Probably one of the best known Bateman images is this one:

Robert Bateman - "Midnight - Black Wolf"

Why do you think it is so popular? Not only a popular subject matter, but masterfully crafted by the artist as well!

Of course even when you are not hiding something within the image composition is paramount! How can you keep the viewers eye traveling in a manner that brings attention to the most important aspects of the work and keeps bringing them back to it?

Carl Brenders - "One to One"

Carl Brenders is not known for hiding his critters, but he still uses strong compositions to keep the viewers eye moving, but always coming back to what is most important. Many of his works have a circular flow. His well known image titled “One to One” leads our eye in a perfect circle from the wolf to the rocks, which circle back around to the wolf. Even the lighter color twig brings us back to the wolf. Simple and effective.

Daniel smith - "Sun Struck"

How do the warm colors and light lead your work in this work by Daniel Smith?

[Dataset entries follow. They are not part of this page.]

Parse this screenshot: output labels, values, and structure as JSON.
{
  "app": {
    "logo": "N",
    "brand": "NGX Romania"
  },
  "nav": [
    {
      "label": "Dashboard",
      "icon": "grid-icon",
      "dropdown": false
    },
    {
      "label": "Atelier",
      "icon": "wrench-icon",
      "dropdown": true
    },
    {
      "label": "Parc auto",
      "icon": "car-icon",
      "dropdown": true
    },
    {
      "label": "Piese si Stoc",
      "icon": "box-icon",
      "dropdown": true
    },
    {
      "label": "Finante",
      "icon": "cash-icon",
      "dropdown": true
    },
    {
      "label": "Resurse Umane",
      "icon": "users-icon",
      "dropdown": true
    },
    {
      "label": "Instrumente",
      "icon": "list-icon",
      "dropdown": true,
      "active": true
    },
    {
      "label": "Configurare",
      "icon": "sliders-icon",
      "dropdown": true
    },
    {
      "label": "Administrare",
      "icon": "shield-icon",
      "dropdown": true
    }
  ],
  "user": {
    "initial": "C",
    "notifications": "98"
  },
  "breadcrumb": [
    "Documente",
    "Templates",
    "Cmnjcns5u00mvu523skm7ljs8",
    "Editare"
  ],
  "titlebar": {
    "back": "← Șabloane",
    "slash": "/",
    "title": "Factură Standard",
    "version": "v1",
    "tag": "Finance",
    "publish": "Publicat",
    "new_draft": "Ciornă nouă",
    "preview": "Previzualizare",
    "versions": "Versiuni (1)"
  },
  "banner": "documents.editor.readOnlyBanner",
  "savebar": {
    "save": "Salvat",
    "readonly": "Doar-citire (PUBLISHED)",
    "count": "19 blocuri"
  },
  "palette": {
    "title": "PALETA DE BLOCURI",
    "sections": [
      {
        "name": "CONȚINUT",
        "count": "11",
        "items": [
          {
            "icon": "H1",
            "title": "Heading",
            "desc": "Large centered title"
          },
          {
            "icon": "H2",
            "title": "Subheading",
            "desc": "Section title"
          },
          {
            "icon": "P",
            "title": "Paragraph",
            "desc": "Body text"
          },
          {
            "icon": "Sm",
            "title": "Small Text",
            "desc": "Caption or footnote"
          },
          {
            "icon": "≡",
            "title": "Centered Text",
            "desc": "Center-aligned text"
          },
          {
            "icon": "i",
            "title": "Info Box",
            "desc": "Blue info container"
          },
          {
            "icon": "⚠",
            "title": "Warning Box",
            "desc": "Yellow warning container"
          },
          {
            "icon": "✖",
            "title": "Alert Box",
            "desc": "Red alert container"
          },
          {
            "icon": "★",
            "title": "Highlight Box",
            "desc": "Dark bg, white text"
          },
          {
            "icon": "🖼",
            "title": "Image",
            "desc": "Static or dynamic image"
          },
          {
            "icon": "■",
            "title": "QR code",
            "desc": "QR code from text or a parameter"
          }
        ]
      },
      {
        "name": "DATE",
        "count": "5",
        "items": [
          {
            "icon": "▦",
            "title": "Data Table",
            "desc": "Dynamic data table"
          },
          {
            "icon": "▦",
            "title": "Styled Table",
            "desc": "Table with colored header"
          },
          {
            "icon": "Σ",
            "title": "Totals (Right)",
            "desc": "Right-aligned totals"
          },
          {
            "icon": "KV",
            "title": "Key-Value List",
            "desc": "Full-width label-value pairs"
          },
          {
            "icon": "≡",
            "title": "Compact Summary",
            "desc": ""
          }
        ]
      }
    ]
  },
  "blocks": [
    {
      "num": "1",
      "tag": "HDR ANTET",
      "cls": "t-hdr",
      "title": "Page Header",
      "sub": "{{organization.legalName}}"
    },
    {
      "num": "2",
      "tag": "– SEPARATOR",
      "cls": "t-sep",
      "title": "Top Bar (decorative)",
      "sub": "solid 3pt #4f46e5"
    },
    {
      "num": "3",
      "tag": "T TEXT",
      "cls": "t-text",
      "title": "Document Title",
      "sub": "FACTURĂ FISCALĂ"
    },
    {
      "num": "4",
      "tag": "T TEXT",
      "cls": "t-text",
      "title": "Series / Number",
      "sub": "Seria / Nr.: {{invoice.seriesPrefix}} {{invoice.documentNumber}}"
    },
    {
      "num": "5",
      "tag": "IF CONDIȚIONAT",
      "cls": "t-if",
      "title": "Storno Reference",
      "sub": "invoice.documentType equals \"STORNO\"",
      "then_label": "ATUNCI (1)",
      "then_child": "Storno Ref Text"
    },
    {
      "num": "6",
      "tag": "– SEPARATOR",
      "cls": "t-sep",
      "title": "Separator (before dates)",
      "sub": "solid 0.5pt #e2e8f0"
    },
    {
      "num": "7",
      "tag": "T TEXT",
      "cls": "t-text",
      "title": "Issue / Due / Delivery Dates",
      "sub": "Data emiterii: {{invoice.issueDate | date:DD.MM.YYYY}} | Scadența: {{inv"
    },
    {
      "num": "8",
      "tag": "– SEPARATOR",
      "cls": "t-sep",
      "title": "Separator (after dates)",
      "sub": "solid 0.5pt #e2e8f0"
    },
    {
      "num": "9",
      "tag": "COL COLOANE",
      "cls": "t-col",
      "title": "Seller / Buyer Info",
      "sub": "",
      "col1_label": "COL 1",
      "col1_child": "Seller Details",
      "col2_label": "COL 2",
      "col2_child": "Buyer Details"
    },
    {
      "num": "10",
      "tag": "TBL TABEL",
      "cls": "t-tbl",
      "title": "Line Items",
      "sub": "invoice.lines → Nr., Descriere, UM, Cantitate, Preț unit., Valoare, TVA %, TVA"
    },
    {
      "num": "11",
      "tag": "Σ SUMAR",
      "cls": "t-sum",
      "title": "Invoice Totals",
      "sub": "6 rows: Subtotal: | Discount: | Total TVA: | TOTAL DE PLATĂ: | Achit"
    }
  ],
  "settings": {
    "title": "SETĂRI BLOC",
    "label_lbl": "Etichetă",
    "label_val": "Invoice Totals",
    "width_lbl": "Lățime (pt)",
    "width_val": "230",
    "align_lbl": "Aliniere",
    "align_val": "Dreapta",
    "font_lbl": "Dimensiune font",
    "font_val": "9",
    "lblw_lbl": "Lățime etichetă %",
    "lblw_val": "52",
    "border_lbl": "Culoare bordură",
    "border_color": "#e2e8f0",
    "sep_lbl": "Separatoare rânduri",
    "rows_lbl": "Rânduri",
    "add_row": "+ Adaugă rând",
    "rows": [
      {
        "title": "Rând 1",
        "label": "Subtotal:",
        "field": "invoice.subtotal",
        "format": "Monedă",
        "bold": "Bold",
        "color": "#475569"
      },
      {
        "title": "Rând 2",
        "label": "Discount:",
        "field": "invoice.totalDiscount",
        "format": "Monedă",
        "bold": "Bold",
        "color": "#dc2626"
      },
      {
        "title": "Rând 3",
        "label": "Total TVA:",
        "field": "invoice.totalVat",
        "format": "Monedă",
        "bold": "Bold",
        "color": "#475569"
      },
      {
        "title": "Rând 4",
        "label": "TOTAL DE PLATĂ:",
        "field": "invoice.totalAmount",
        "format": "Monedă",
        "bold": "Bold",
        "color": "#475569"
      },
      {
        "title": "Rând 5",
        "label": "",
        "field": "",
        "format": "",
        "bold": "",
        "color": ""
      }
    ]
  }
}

As you become more aware of what you eye is doing within a work you might want to stop and think about WHY is it traveling the way that it is. Hard lines, contrast, bright colors? Just as good composition can make an image, poor composition can ruin one just as easily. If all the elements lead out of the image rather than in toward the main subject we tend to quickly loose interest in viewing it. If the work is too busy with no center of interest that too makes us want to move on. If your strongest contrast falls on things that are not significant to the work our eye will go there, rather than to what you are trying to show us. Composition, truly can make you want to leave an image as quickly as you entered it, or it can make you want to sit and stay for a while.

So next time think about your scene and how the viewers eye will travel through your work… Like what direction your grasses are pointing (do they all point out of the frame taking your eye out too). What about branches on a tree. How does your eye flow through them? Does it bring you back around to a location you want it to or again take you out of the image? How does the light affect the travel of your eye? Is there something you can add (or take away) that will improve how smoothly your eye travels through your work? Do you have many strong lines leading out of the image? If you want something hidden is it effective?

After all you are the master and commander of all who view your work!

While I don't consider myself a master at compositions like these artists I posted, I do certainly give them a moderate amount of time and though.  How does your eye travel through this new version of "Edge of Darkness".  How does the body shape of the wolf and my choice of grasses and values in the background trees help to lead your eye in a circle?